Lucy Bernholz, author of a five-part Chronicle of Philanthropy series, Reimagining Philanthropy, will share her key thoughts during this session about what comes next and how philanthropy can and must be reshaped by the COVID-19 crisis. The series has drawn an enormously positive reaction from readers who have learned new ways of thinking about rebuilding and recovering from COVID-19. Bernholz will discuss how she urges nonprofit and foundation professionals to confront uncomfortable truths in a way that helps them understand their important role in recovery from a shattered economy, rebuilding a healthy system, and promoting racial justice.

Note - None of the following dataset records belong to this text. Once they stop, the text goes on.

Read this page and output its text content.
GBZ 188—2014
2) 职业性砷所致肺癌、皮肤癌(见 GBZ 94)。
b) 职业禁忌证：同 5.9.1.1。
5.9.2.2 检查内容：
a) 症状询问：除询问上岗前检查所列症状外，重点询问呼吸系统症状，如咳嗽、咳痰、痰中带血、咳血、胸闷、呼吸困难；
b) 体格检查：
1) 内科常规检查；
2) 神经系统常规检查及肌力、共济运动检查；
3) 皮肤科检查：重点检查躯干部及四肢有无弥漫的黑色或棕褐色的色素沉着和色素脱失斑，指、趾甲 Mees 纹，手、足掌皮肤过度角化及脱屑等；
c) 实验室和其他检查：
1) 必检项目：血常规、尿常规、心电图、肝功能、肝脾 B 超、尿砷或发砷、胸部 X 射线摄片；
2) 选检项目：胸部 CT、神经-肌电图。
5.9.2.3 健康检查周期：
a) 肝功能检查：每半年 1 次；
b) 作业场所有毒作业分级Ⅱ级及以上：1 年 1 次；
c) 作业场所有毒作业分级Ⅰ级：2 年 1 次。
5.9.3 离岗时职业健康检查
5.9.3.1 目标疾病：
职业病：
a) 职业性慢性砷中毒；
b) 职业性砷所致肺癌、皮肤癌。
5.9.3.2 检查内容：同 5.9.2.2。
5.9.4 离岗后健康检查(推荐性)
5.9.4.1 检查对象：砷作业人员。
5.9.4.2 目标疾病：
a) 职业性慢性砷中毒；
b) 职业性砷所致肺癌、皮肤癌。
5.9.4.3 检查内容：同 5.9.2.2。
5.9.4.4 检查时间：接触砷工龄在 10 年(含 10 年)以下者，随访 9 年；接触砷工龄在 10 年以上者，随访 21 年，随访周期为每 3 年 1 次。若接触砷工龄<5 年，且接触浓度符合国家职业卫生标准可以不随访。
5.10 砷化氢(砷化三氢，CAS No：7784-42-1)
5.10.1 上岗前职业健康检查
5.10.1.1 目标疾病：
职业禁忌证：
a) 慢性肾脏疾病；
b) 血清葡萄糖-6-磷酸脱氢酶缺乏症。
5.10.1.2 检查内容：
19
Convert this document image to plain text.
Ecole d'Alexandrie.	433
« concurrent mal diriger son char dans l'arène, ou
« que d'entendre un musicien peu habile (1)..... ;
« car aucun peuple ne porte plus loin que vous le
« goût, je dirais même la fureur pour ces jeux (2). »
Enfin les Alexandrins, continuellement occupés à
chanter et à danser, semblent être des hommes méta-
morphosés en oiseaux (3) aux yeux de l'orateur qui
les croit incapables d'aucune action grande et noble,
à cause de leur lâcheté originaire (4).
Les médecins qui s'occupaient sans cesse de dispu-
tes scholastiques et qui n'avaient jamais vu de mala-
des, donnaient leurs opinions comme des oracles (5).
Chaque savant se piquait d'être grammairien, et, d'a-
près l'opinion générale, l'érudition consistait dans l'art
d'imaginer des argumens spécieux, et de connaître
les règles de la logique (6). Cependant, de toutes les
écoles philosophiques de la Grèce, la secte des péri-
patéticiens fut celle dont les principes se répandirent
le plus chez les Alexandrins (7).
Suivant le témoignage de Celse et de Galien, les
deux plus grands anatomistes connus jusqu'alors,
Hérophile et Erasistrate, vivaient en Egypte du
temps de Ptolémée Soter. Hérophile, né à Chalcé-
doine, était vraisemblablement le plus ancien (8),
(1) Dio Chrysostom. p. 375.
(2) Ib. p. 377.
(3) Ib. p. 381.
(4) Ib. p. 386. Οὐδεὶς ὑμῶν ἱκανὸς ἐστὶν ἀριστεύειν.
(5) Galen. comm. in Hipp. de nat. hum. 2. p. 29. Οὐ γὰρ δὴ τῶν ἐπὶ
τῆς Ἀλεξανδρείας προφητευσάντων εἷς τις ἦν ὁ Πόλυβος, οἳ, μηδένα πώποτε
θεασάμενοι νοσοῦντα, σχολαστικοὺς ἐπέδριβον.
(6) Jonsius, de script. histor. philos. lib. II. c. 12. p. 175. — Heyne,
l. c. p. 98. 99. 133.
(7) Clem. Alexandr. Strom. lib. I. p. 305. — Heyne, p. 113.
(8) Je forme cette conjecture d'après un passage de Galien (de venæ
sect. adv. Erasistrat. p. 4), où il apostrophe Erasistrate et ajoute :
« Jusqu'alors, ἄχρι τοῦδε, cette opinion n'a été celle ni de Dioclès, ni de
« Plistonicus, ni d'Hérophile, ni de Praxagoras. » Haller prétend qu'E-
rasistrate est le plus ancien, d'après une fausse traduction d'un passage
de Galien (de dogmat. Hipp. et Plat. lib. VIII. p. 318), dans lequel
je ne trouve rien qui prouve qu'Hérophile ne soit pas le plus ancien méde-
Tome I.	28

  • The independent sector is not independent (from for-profit corporations and government); philanthropy and nonprofits need to reclaim their independence.
  • “Our democratic principles do not exist in a space apart from our national commitment to white supremacy.” – Eddie S. Glaude, Democracy in Black
  • Philanthropy needs democracy; democracy doesn’t need (big) philanthropy (or nonprofits, for that matter) – Foundations and nonprofits are artifacts of the government, bounded by laws and rules
  • Philanthropy and nonprofits today exist within a profoundly broken democracy.
  • People are not in control of when they are online. We’re tracked at all times. So, one role of the nonprofit sector is to watch the watchers.
  • It’s not just about privacy; it’s about control and agency and how we’ve handed it over. We need to take back the public digital infrastructure.